Akciğer kanserinin 2000’li yıllara kadar bir yıldan az yaşam süresi sunduğunu söyleyen Medikal Onkoloji Uzmanı Prof. Dr. İrfan Çiçin, “Şimdi küçük hücreli olmayan akciğer kanserleri, moleküler özelliklerine göre birçok alt tipe bölünmektedir. Bu moleküler alt tiplerde, hedefli tedaviler (akıllı ilaçlar) ve bağışıklık tedavileri ile akciğer kanserinin bazı alt tipleri yıkıcı kanser çeşitleri arasından çıkmaya başlamış, sanki kronik bir hastalık haline gelmiştir” diye ekledi.
Kanserin dünyada ve ülkemizde artan bir sağlık sorunu olduğunu ve toplumlarda büyük bir sosyoekonomik yük oluşturduğunu belirten Medikal Onkolog Prof. Dr. İrfan Çiçin, “Uluslararası Kanser Araştırma Golobacan 2020 verilerine göre, akciğer kanseri yılda yaklaşık 41 bin yeni olgu ile ülkemizde en yaygın kanserdir. Erkeklerde yaklaşık 34 bin yeni olgu ile birinci, kadınlarda yaklaşık 7 bin olgu ile dördüncü sırada yer alan akciğer kanserinin kadınlarda sigara kullanma oranına bağlı olarak yükselmesi muhtemeldir” dedi.

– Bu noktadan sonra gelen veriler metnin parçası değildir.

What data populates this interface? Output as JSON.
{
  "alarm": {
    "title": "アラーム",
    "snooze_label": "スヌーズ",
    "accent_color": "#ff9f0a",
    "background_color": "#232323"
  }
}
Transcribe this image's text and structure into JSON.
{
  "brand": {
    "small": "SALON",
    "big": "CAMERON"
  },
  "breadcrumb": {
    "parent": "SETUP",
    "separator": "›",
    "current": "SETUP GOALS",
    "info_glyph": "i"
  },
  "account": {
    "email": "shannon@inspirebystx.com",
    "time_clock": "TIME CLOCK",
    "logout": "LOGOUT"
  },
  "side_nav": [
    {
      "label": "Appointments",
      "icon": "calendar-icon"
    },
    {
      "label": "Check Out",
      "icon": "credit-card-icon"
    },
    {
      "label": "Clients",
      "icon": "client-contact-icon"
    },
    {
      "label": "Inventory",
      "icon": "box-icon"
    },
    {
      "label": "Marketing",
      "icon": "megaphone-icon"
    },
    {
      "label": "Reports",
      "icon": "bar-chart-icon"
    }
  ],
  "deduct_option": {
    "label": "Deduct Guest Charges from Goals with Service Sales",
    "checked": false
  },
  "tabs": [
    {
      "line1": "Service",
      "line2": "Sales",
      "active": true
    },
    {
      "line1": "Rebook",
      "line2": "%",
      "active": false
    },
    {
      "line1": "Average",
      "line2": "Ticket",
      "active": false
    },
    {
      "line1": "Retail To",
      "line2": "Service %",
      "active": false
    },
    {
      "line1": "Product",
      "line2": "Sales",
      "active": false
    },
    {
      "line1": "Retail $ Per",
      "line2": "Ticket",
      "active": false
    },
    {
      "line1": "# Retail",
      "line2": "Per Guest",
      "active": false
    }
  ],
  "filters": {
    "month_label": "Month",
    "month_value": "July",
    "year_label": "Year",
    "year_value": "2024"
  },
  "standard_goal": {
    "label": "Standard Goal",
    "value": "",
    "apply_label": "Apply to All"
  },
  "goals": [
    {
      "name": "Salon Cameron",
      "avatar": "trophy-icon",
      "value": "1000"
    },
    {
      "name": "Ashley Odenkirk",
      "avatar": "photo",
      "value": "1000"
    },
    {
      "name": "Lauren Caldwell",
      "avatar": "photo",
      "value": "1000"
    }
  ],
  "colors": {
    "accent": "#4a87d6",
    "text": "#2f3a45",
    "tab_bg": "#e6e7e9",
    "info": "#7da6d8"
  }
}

Akciğer kanserine neden olan en yaygın faktörlerden biri sigaradır.
Prof. Dr. İrfan Çiçin, sigara ve diğer tütün ürünleri kullanımının akciğer kanserinin başlıca sebebi olduğunu söyledi. Ülkemizde akciğer kanserli hastaların çoğunun sigara içtiğini belirten Çiçin, tütün kontrolü sağlanırsa her yıl 110 bin kişinin tütüne bağlı ölümlerden kurtulabileceğini ifade etti.
Çiçin, akciğer kanseri tanı ve tedavisinde çok disiplinli bir yaklaşımın gerektiğini vurguladı. Akciğer kanseri belirtilerinin öksürük gibi basit belirtiler olabileceğini, bu yüzden hastaların genellikle ileri evrede doktora gittiğini anlattı. Farklı uzmanlık alanlarından hekimlerin ve medikal onkologların birlikte çalışmasının, hastaların daha hızlı tanı almasını ve doğru tedaviye ulaşmasını sağlayacağını kaydetti.
Çiçin, akciğer kanserinde hem tarama ve tanı yöntemlerinde hem de tedavi seçeneklerinde büyük ilerlemeler olduğunu belirtti. Akciğer kanserinin küçük hücreli olmayan tipinin moleküler özelliklerine göre farklı alt gruplara ayrıldığını, bu alt gruplarda hedefe yönelik tedavilerin (akıllı ilaçlar) ve immunoterapilerin çok başarılı sonuçlar verdiğini söyledi.
Çiçin, bu ilaçlar sayesinde akciğer kanserinin her evrede etkili bir şekilde tedavi edilebildiğini, bazı alt gruplarda ise kronik bir hastalık haline geldiğini aktardı.
Çiçin, akciğer kanserli hastaların bilimsel olmayan yöntemlere başvurmadan, etkin tedavilere güvenmeleri ve erişmeleri gerektiğini vurguladı. Çiçin, akciğer kanserinin yüzde 90’ının sigaradan kaynaklandığını, bu yüzden sigara içmemenin ve bırakmanın en iyi önlem olduğunu sözlerine ekledi.